Уши у него небольшие, лоб покатый, нос, как и у всех казаков, острый и с небольшой горбинкой, и, конечно, под ним усы, сидящие ладно на верхней губе, словно в седле. И при этом они, конечно, аккуратно расчесаны, а концы их браво завернуты кверху.
Лошадка в смущенной покорности миролюбиво, по-свойски посмотрит на хозяина и, отмахнув хвостом мух, удовлетворенно заржет, а затем захрумкает сеном, да так аппетитно, что и у самого появляется желание взять несколько травинок в рот. В этом кратковременном взоре лошадки столько нежной преданности и ласки проглядывает, что даже трудно себе и представить, кто другой еще так может смотреть на человека. Неожиданно привстав, Иван Алексеевич идет за водой. И, принеся ее, ставит перед лошадкой ведро.
— Ешь да припевай, — говорит он. — А то жара, не приведи Господи… Насухую, сама знаешь, есть никакой радости.
Лошадка, слушаясь его, пьет воду, затем ест сено, затем опять пьет.
Присев на колени, Иван Алексеевич говорит:
— А ну-ка давай, ноженьки твои погляжу…
Лошадка по очереди поднимает копыта. Иван Алексеевич внимательно рассматривает подковы и, удостоверившись, что они крепко сидят, говорит:
— Обувка покудова нормальная, так что еще побегаем… — И, встав, приносит ей свежую охапку сена.
Счастливый человек Иван Алексеевич. Счастлива и лошадка, что попала в руки к такому хозяину.
— Казак никогда коня не обидит, — часто говорит он больным, которые по вечерам собираются у конюшни. Летом в палатах находиться скучно, вот их и тянет на свежий воздух.
На голове Ивана Алексеевича казацкая фуражка с красным околышком, льняная рубаха навыпуск, подпоясанная тряпичным, узорно расшитым пояском.

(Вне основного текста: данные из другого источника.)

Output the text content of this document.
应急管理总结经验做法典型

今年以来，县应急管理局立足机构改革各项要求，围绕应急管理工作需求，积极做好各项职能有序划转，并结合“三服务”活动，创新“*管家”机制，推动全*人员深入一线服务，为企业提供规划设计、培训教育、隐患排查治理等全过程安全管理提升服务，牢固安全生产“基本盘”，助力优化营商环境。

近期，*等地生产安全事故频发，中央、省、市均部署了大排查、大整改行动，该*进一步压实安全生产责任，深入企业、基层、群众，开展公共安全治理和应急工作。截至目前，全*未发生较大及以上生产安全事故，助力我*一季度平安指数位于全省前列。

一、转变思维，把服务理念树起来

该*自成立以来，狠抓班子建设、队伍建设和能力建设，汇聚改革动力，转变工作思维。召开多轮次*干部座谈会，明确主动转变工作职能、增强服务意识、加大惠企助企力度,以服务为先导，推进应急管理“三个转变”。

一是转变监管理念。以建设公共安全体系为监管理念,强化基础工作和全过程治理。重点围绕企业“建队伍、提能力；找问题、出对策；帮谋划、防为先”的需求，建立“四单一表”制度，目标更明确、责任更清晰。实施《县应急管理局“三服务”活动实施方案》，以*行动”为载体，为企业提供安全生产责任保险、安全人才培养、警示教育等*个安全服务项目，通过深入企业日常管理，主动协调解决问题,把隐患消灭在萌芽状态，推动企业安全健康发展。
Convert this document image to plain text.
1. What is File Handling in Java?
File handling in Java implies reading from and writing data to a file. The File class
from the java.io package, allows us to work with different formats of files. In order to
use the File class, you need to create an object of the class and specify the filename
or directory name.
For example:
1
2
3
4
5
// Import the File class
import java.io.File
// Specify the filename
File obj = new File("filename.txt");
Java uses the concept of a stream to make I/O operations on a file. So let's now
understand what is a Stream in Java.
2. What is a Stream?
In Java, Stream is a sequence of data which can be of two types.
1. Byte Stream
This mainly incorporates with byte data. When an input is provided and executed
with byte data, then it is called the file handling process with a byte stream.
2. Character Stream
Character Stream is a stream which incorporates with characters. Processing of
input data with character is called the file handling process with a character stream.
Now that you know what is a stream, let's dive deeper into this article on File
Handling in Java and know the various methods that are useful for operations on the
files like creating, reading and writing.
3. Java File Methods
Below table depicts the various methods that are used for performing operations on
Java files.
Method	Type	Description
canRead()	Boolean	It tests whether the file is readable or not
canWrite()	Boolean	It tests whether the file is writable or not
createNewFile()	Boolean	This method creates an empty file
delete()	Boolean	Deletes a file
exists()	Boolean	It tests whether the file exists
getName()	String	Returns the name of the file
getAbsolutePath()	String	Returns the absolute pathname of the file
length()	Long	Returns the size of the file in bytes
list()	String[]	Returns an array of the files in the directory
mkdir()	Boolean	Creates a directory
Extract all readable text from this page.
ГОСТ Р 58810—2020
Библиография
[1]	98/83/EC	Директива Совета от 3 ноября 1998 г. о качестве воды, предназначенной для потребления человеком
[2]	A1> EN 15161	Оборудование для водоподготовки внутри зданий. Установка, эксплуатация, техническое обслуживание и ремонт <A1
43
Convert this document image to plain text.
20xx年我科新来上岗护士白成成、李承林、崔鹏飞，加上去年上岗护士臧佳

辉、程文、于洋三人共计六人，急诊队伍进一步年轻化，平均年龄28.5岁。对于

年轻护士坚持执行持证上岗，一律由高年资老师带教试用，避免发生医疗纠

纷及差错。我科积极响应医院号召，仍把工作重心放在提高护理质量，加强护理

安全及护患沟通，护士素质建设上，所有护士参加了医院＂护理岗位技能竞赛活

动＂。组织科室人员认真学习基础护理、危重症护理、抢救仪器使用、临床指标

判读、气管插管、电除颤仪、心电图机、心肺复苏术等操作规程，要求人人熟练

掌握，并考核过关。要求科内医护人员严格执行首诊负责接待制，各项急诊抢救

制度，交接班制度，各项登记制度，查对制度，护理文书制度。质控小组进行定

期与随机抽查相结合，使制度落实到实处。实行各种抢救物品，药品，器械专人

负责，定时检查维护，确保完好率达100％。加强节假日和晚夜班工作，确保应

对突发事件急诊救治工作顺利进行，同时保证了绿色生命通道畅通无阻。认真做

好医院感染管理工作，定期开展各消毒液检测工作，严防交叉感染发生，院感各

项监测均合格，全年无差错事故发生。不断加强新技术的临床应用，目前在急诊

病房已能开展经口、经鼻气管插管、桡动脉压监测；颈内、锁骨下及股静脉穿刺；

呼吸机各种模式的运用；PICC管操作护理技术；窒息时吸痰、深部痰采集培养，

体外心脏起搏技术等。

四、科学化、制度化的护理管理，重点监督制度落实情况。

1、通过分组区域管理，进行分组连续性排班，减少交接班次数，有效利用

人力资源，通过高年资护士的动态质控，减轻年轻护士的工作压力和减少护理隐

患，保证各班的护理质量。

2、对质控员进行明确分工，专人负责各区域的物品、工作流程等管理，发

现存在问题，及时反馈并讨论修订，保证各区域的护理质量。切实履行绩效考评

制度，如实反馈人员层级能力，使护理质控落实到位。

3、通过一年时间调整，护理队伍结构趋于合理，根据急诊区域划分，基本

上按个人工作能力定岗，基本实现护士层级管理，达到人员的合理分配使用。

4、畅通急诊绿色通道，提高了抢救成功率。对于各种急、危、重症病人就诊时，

Когда все больные накормлены и переодеты в новое белье, то можно и расслабиться, то есть песенку спеть. Песенки хоть и казацкие, но почти все про лошадей. Ох и ладно же Иван Алексеевич их поет. Тяжелые больные, которые не могут самостоятельно выбраться из палат, открывают все окна настежь и, замерев, слушают пение конюха. Иногда их приносят на носилках прямо к конюшне, что считается для них великой благодатью. Теперь они не только слушать, но и видеть могут певца. И хотя голос у него, как и у всех стариков, с хрипотцой, однако он по-особому еще звонок и крепок. В нем много торжественности и боевого задора. Да и владеет он им мастерски, такие переходы умеет делать, что и профессионалы позавидуют. Конечно, для храбрости духа Иван Алексеевич в таких случаях или сам выпьет, или же его «подкузьмят», то есть угостят.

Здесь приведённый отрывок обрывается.